19Carlyle ne traverse pas non plus cette période de turbulences sans quelques problèmes qui écornent son image. En France, une trop belle affaire, réalisée sur le dos de l’État, le met sous le feu des projecteurs [6]. À la suite d’un appel d’offres public, le fonds avait signé une promesse de vente, en avril 2003, pour acheter le siège de l’Imprimerie nationale (dans le 15e arrondissement de Paris) pour un montant de 85 M€. Des lenteurs imputables au vendeur ont conduit à ce que la vente effective n’intervienne qu’en janvier 2006. Entre-temps le marché immobilier parisien avait considérablement monté et surtout, le ministère des Affaires étrangères recherchait un bâtiment pour regrouper des services. Donc, Carlyle accepta de lui céder ce bien pendant l’été 2007 pour un prix de 325 M€ ; pour expliquer cette hausse, le fonds invoque le programme de travaux qu’il a engagé pour environ 100 M€. Reste que la plus-value est belle sur une durée courte et que l’État, vendeur un jour et acheteur le lendemain, aurait pu faire l’économie de ce passage par un intermédiaire. Un rapport parlementaire, sur une mission d’évaluation et de contrôle de la politique patrimoniale de l’État en fait un cas d’école des dysfonctionnements internes. Si cela peut consoler le contribuable français, observons que le Trésor public britannique connut le même genre de mésaventure avec la vente de Qinetiq, une firme de défense. En cédant 34% du capital à Carlyle en 2003, puis en introduisant cette firme en bourse en 2006, le taux de rendement interne a été de 14% pour l’État contre 112% pour Carlyle dont l’investissement initial de 42 M£ est passé à 300 M£ (A. Barker, FT November 23, 2007).
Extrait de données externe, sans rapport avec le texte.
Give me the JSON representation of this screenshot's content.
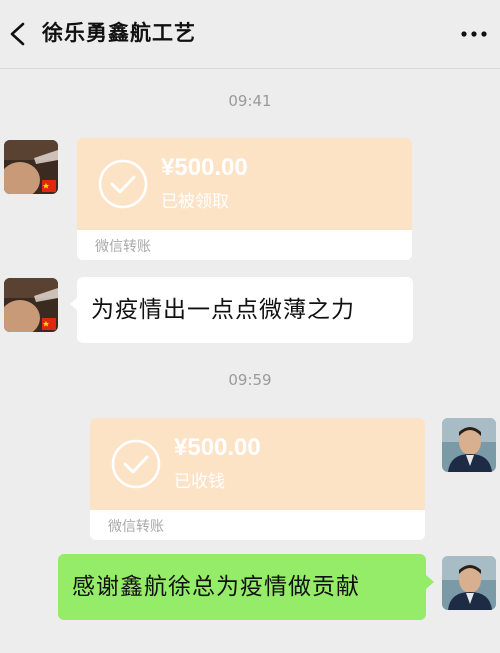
{
  "header": {
    "title": "徐乐勇鑫航工艺"
  },
  "messages": {
    "time1": "09:41",
    "transfer1": {
      "amount": "¥500.00",
      "status": "已被领取",
      "footer": "微信转账"
    },
    "text1": "为疫情出一点点微薄之力",
    "time2": "09:59",
    "transfer2": {
      "amount": "¥500.00",
      "status": "已收钱",
      "footer": "微信转账"
    },
    "text2": "感谢鑫航徐总为疫情做贡献"
  },
  "colors": {
    "background": "#ededed",
    "transfer_bg": "#fde3c6",
    "sent_bubble": "#95ec69",
    "received_bubble": "#ffffff"
  },
  "icons": [
    "back-arrow-icon",
    "more-dots-icon",
    "check-circle-icon",
    "china-flag-icon"
  ]
}
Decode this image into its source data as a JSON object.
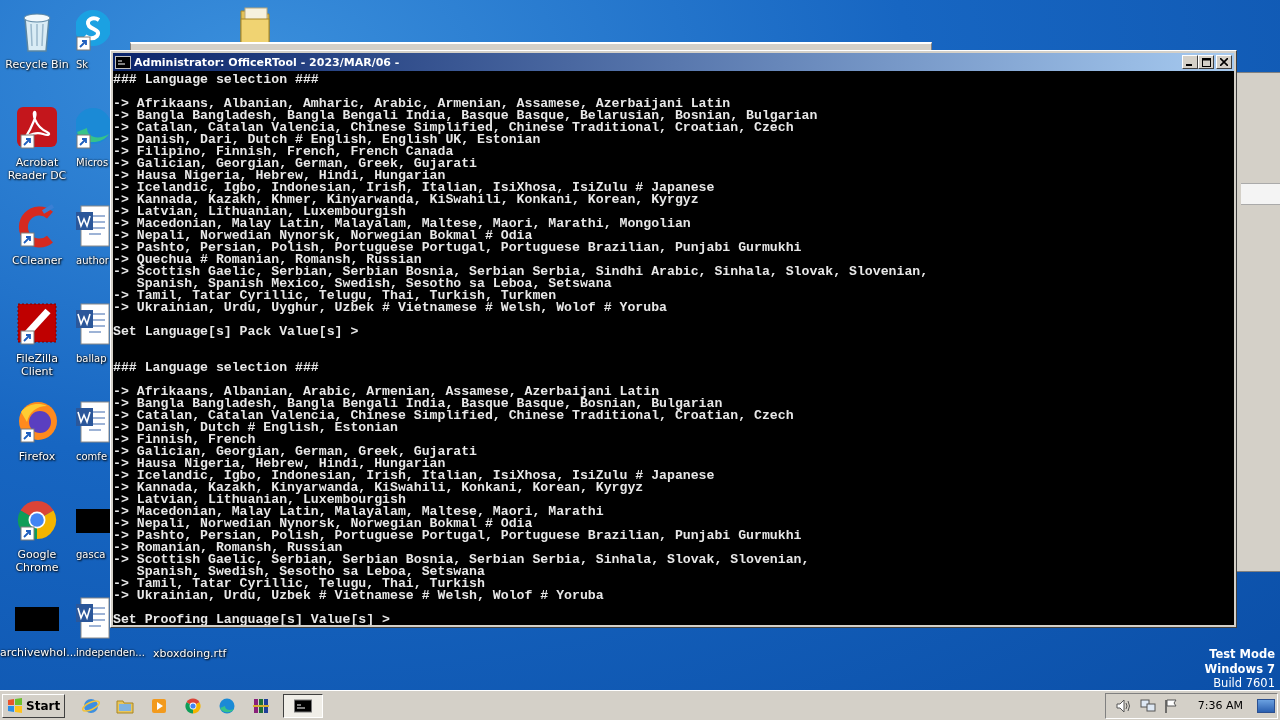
{
  "desktop": {
    "column_1": [
      {
        "label": "Recycle Bin",
        "kind": "recycle-bin",
        "shortcut": false
      },
      {
        "label": "Acrobat Reader DC",
        "kind": "acrobat",
        "shortcut": true
      },
      {
        "label": "CCleaner",
        "kind": "ccleaner",
        "shortcut": true
      },
      {
        "label": "FileZilla Client",
        "kind": "filezilla",
        "shortcut": true
      },
      {
        "label": "Firefox",
        "kind": "firefox",
        "shortcut": true
      },
      {
        "label": "Google Chrome",
        "kind": "chrome",
        "shortcut": true
      },
      {
        "label": "archivewhol...",
        "kind": "thumbnail",
        "shortcut": false
      }
    ],
    "column_2": [
      {
        "label": "Sk",
        "kind": "skype",
        "shortcut": true
      },
      {
        "label": "Micros",
        "kind": "edge",
        "shortcut": true
      },
      {
        "label": "author",
        "kind": "word-document",
        "shortcut": false
      },
      {
        "label": "ballap",
        "kind": "word-document",
        "shortcut": false
      },
      {
        "label": "comfe",
        "kind": "word-document",
        "shortcut": false
      },
      {
        "label": "gasca",
        "kind": "thumbnail",
        "shortcut": false
      },
      {
        "label": "independen...",
        "kind": "word-document",
        "shortcut": false
      }
    ],
    "partly_hidden_folder": {
      "kind": "folder"
    },
    "partly_hidden_file": {
      "label": "xboxdoing.rtf"
    },
    "system_notice": [
      "Test Mode",
      "Windows 7",
      "Build 7601"
    ]
  },
  "console_window": {
    "title": "Administrator: OfficeRTool - 2023/MAR/06 -",
    "sections": [
      {
        "heading": "### Language selection ###",
        "options": [
          "-> Afrikaans, Albanian, Amharic, Arabic, Armenian, Assamese, Azerbaijani Latin",
          "-> Bangla Bangladesh, Bangla Bengali India, Basque Basque, Belarusian, Bosnian, Bulgarian",
          "-> Catalan, Catalan Valencia, Chinese Simplified, Chinese Traditional, Croatian, Czech",
          "-> Danish, Dari, Dutch # English, English UK, Estonian",
          "-> Filipino, Finnish, French, French Canada",
          "-> Galician, Georgian, German, Greek, Gujarati",
          "-> Hausa Nigeria, Hebrew, Hindi, Hungarian",
          "-> Icelandic, Igbo, Indonesian, Irish, Italian, IsiXhosa, IsiZulu # Japanese",
          "-> Kannada, Kazakh, Khmer, Kinyarwanda, KiSwahili, Konkani, Korean, Kyrgyz",
          "-> Latvian, Lithuanian, Luxembourgish",
          "-> Macedonian, Malay Latin, Malayalam, Maltese, Maori, Marathi, Mongolian",
          "-> Nepali, Norwedian Nynorsk, Norwegian Bokmal # Odia",
          "-> Pashto, Persian, Polish, Portuguese Portugal, Portuguese Brazilian, Punjabi Gurmukhi",
          "-> Quechua # Romanian, Romansh, Russian",
          "-> Scottish Gaelic, Serbian, Serbian Bosnia, Serbian Serbia, Sindhi Arabic, Sinhala, Slovak, Slovenian,",
          "   Spanish, Spanish Mexico, Swedish, Sesotho sa Leboa, Setswana",
          "-> Tamil, Tatar Cyrillic, Telugu, Thai, Turkish, Turkmen",
          "-> Ukrainian, Urdu, Uyghur, Uzbek # Vietnamese # Welsh, Wolof # Yoruba"
        ],
        "prompt": "Set Language[s] Pack Value[s] >"
      },
      {
        "heading": "### Language selection ###",
        "options": [
          "-> Afrikaans, Albanian, Arabic, Armenian, Assamese, Azerbaijani Latin",
          "-> Bangla Bangladesh, Bangla Bengali India, Basque Basque, Bosnian, Bulgarian",
          "-> Catalan, Catalan Valencia, Chinese Simplified, Chinese Traditional, Croatian, Czech",
          "-> Danish, Dutch # English, Estonian",
          "-> Finnish, French",
          "-> Galician, Georgian, German, Greek, Gujarati",
          "-> Hausa Nigeria, Hebrew, Hindi, Hungarian",
          "-> Icelandic, Igbo, Indonesian, Irish, Italian, IsiXhosa, IsiZulu # Japanese",
          "-> Kannada, Kazakh, Kinyarwanda, KiSwahili, Konkani, Korean, Kyrgyz",
          "-> Latvian, Lithuanian, Luxembourgish",
          "-> Macedonian, Malay Latin, Malayalam, Maltese, Maori, Marathi",
          "-> Nepali, Norwedian Nynorsk, Norwegian Bokmal # Odia",
          "-> Pashto, Persian, Polish, Portuguese Portugal, Portuguese Brazilian, Punjabi Gurmukhi",
          "-> Romanian, Romansh, Russian",
          "-> Scottish Gaelic, Serbian, Serbian Bosnia, Serbian Serbia, Sinhala, Slovak, Slovenian,",
          "   Spanish, Swedish, Sesotho sa Leboa, Setswana",
          "-> Tamil, Tatar Cyrillic, Telugu, Thai, Turkish",
          "-> Ukrainian, Urdu, Uzbek # Vietnamese # Welsh, Wolof # Yoruba"
        ],
        "prompt": "Set Proofing Language[s] Value[s] >"
      }
    ]
  },
  "taskbar": {
    "start_label": "Start",
    "items": [
      {
        "kind": "internet-explorer",
        "active": false
      },
      {
        "kind": "explorer",
        "active": false
      },
      {
        "kind": "media-player",
        "active": false
      },
      {
        "kind": "chrome",
        "active": false
      },
      {
        "kind": "edge",
        "active": false
      },
      {
        "kind": "winrar",
        "active": false
      },
      {
        "kind": "console",
        "active": true
      }
    ],
    "clock": "7:36 AM"
  }
}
20La situation de Carlyle Capital Corp. (CCC), cotée à Amsterdam et basée à Guernesey, se détériore malgré des cessions d’actifs et un crédit de 150 millions de dollars assuré directement par Carlyle (voir Flux 71, p. 89). En mars 2008, des appels de fonds des banques ne peuvent être honorés et elles bloquent les crédits collatéraux. Le titre chute à 5 dollars (il avait été introduit en bourse en juillet 2007 à 19 dollars). L’édifice qui reposait largement sur de la dette s’effondre. Le fonds doit vendre d’urgence des actifs mais il le fait dans un marché baissier et ces ventes contribuent à la baisse. La spirale de destruction s’enclenche. En définitive, un plan de liquidation est adopté le 17 mars par les actionnaires (15% des cadres de Carlyle et 85% d’investisseurs externes). À cette date, l’action de CCC ne vaut plus que 0,21 $. Il reste à liquider un portefeuille d’actifs évalué à l’origine à 22 G$. La plupart des grandes banques d’investissement se trouvent impliquées : Citigroup avec une exposition de 4,42 G$, Lehman Brothers (3,07), Bank of America (1,97), UBS (1,84), Deutsche Bank (1,74), Bear Stearns (1,65), JP Morgan (1,37), Calyon (1,34) (FT March 11, p. 17)
21Cette opération est représentative des excès de l’ingénierie financière dans les années 2005/07. Premièrement, il avait été considéré que l’activité de CCC était sans risque car adossée sur des titres hypothécaires, avec en arrière-plan des actifs immobiliers physiques. Le fonds avait reçu la notation maximum - AAA, au moment de son introduction en bourse. Deuxièmement, le montage avait fait un appel maximum à la dette : environ 30 de dette pour chaque dollar investi en capital ! Donc, comme le fait observer un cadre cité par le Financial Times : « lorsqu’on se trouve avec de tels niveaux d’endettement il n’y a aucune place pour l’erreur » (M. Arnold et H. Sender, FT March 7, 2008, p. 17). David Rubinstein, cofondateur et directeur du fonds, qui pronostiquait au début de 2007 que des opérations de 80 à 100 milliards de dollars pouvaient être envisagées, révise son analyse. Le temps est celui d’opérations plus petites. Il considère aussi une domination moindre des fonds américains avec l’arrivée de concurrents – fonds souverains, fonds locaux.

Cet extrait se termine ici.